Derrotado Napoleón (1814), no le quedó ningún otro remedio que renunciar a su jubilación anticipada. A partir de aquel momento Fernando VII y su pene se manifestaron en toda su dimensión: restauró la Inquisición (abolida por los Bonaparte), impuso un régimen político de terror, y se entregó a la persecución y exterminio de todo lo que oliera a cultura y progreso. Aunque, como buen rey de España, fue un gran aficionado a la tauromaquia (que algunos celebraron para justificar la españolidad del "falón"), los historiadores españoles del XIX lo describen como un "cobarde, vengativo, despiadado, ingrato, desleal, mentiroso, mujeriego, soez y chabacano". Una joya, vaya.
Fernando VII y su cuarta esposa —y sobrina— María Cristina de Borbón (la única que sobrevivió a las embestidas del rey) trascenderían como los arquitectos y máximos beneficiarios del bolsillo secreto, un fondo reservado con cargo al erario público que era el instrumento de enriquecimiento de la real pareja y de la camarilla de Palacio (un contubernio de políticos, militares y financieros que orbitaban en torno al trono). Naturalmente, aquel bolsillo secreto no era el primero ni sería el último, pero la filtración de su existencia (nunca constó en la contabilidad oficial del Reino de España) provocó un monumental descalabro que, por fin, explicaba la implicación de María Cristina de Borbón en todos los grandes negocios (limpios y sucios) de la España del siglo XIX.

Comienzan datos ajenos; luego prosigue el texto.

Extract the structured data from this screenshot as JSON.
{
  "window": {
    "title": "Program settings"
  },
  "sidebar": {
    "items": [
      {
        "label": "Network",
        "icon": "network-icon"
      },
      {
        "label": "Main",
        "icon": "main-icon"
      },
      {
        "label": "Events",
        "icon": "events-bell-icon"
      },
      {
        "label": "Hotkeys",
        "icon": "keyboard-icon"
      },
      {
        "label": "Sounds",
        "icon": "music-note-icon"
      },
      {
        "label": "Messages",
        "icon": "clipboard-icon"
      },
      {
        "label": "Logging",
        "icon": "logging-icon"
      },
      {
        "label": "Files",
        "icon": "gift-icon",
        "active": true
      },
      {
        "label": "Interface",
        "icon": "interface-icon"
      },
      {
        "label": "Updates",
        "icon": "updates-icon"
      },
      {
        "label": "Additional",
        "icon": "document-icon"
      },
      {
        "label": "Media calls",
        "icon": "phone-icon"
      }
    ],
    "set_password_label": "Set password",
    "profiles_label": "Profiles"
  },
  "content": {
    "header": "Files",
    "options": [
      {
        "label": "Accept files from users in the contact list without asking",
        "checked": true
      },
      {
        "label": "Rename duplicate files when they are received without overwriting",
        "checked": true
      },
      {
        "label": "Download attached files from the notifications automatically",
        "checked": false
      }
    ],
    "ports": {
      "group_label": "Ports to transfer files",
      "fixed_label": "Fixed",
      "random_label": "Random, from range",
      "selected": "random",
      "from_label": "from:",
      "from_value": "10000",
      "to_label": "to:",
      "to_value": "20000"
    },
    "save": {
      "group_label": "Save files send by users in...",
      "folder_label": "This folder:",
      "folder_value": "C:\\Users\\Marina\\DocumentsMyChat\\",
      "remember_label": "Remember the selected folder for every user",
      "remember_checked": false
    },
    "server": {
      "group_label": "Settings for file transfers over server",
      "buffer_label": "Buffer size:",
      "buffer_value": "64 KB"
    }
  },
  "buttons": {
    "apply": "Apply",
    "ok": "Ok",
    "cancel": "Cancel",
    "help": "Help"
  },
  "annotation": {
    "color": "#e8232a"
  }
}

El año 1833 Fernando y su pene pasaban a mejor vida. En aquel momento, la joven viuda y regente María Cristina de Borbón iniciaría en solitario una espectacular carrera que la convertiría en la campeona de la corrupción. Concluida la primera guerra carlista (1840), el general liberal Espartero —el gran vencedor de aquel conflicto y, posteriormente, el carnicero que bombardearía Barcelona— ordenó investigar el bolsillo secreto. Martín de los Heros —el contable de Espartero— estimó que contenía 78 millones de reales (el equivalente a 3.900 millones de euros). Pero, a pesar de las necesidades financieras del Estado, Espartero renunciaría a expropiarlo por miedo a dinamitar el nuevo régimen liberal de 1840.
El monumental saldo del bolsillo secreto era el resultado de la donación de Fernando VII a su esposa y a sus dos hijas (la futura reina Isabel II y la infanta Luisa) engordado con los particulares negocios de la familia real. Durante medio siglo, la reina-madre y la camarilla de Palacio —desde su atalaya de poder y con el capital del bolsillo— se autoadjudicaron casi todos los grandes negocios (limpios y sucios) que se hicieron en España durante buena parte del siglo XIX. La escandalosa manipulación de algunas de aquellas concesiones —a través de testaferros y de sociedades fantasma— popularizaría la cita "no hay negocio en el que la reina-madre no tenga intereses".
En la metrópoli y en las colonias (en las escasas colonias que le quedaban al "Imperio donde nunca se pone el sol"). María Cristina de Borbón, la regente de la corrupción, fue expulsada de España (1854) cuando se filtró que, con el general Narváez (figura bandera de los liberales españoles) y con su segundo marido Agustín Muñoz, dirigía una trama ilegal de comercio de esclavos.